Plaintiffs’ counsel also claimed that Moggio and Smith should not have requested a PEG/PEJ tube because the decedent was suffering moderate-to-severe ascites. She further claimed that Wolf was negligent in recommending and performing the intubation because of the decedent’s ascites, by not first removing the ascites from the area in which the tube was ultimately placed, and by signing off of the case and not continuing to follow the decedent, especially in light of his the presence of ascites in the area in which the tube was placed.
The decedent’s counsel contended that, after the tube was placed, serous-sanguinous fluid began leaking from around the outside of the tube, that the bandages from around the tube were soaked, that a colostomy bag had to be placed around the outside of the tube to collect all of the fluid, and that the attending physicians and nursing staff were aware of this drainage but did not address it. She argued that the decedent’s condition on Nov. 20 should have been diagnosed and treated days–even weeks–before his discharge from Westchester Medical Center, and that it was a departure to discharge him to Burke Rehabilitation Center, given his poor condition.

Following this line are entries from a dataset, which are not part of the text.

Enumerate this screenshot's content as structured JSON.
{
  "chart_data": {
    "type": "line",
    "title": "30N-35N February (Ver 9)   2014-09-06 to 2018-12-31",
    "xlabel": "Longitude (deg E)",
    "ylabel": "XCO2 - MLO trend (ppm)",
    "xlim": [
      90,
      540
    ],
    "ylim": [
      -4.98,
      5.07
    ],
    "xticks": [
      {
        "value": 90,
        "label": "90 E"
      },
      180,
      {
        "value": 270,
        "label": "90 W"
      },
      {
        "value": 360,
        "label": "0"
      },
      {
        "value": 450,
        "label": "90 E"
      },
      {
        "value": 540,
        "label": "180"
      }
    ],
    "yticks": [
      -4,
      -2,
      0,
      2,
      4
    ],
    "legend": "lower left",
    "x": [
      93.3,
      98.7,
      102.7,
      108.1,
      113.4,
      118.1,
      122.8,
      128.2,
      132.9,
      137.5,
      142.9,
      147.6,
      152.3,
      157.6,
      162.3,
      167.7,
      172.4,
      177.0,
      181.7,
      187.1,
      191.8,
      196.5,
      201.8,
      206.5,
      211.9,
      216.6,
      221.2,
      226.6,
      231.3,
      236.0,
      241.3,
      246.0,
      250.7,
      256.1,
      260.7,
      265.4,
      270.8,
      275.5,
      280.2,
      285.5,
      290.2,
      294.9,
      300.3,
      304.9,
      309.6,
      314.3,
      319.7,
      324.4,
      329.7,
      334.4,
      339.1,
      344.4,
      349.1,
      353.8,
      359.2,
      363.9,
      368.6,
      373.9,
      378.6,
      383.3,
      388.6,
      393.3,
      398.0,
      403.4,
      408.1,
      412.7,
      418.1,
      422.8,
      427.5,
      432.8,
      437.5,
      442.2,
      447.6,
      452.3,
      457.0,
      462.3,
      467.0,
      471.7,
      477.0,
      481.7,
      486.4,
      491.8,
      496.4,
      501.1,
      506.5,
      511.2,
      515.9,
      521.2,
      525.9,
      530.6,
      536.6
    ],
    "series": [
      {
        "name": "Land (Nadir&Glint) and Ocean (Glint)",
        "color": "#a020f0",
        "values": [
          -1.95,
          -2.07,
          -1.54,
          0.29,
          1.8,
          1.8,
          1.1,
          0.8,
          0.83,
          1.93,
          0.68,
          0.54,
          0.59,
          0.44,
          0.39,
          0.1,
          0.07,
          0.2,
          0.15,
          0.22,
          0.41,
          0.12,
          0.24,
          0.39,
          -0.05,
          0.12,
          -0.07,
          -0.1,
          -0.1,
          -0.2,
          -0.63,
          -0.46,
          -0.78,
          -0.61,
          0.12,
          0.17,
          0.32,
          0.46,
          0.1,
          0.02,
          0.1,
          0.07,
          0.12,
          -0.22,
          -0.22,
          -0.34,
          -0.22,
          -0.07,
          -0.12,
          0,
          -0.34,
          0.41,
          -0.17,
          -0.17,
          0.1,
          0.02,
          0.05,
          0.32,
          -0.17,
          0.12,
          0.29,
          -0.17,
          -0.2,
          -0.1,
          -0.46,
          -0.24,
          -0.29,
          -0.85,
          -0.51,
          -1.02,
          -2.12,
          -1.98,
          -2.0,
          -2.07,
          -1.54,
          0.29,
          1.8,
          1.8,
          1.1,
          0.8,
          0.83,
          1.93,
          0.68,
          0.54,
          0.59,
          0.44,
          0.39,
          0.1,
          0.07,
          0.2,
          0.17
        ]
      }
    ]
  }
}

Defense counsel contended that the tube was properly placed, that the postoperative care was appropriate, that theperforation was a complication of the intubation procedure, that the decedent did not suffer peritonitis, that he was extremely sick as a result of unrelated causes, that his death was not related to the tube placement or perforation, and that he somehow sustained the tear or perforation of his stomach during the few hours after he left the defendants’ care.
Plaintiffs’ counsel claimed that the decedent sustained a perforation of his stomach and that, as a result, he suffered peritonitis and a pneumoperitoneum. T he decedent underwent emergency surgery, and his hospitalization lasted about eight months. He ultimately suffered cardiac arrest. He died July 6, 2002, at age 68. He was survived by his wife and a 24-year-old daughter.
The decedent’s estate sought recovery of wrongful-death damages that included $3 million for the decedent’s pain and suffering, $335,000 for its medical expenses, $15,000 for its funeral expenses, and $1,324,000 to $2,684,000 in economic damages. The decedent’s wife sought recovery of a total of $500,000 to $750,000 for her loss of companionship.
Defense counsel argued that the claim for economic damages was speculative.
The jury rendered a mixed verdict. Westchester Medical Center and Westchester County Health Care were assigned a total of 60-percent liability; Moggio was assigned 25-percent liability; Smith was assigned 15-percent liability; and Wolf was not found liable. The jury found that the plaintiffs’ damages totaled $1.71 million.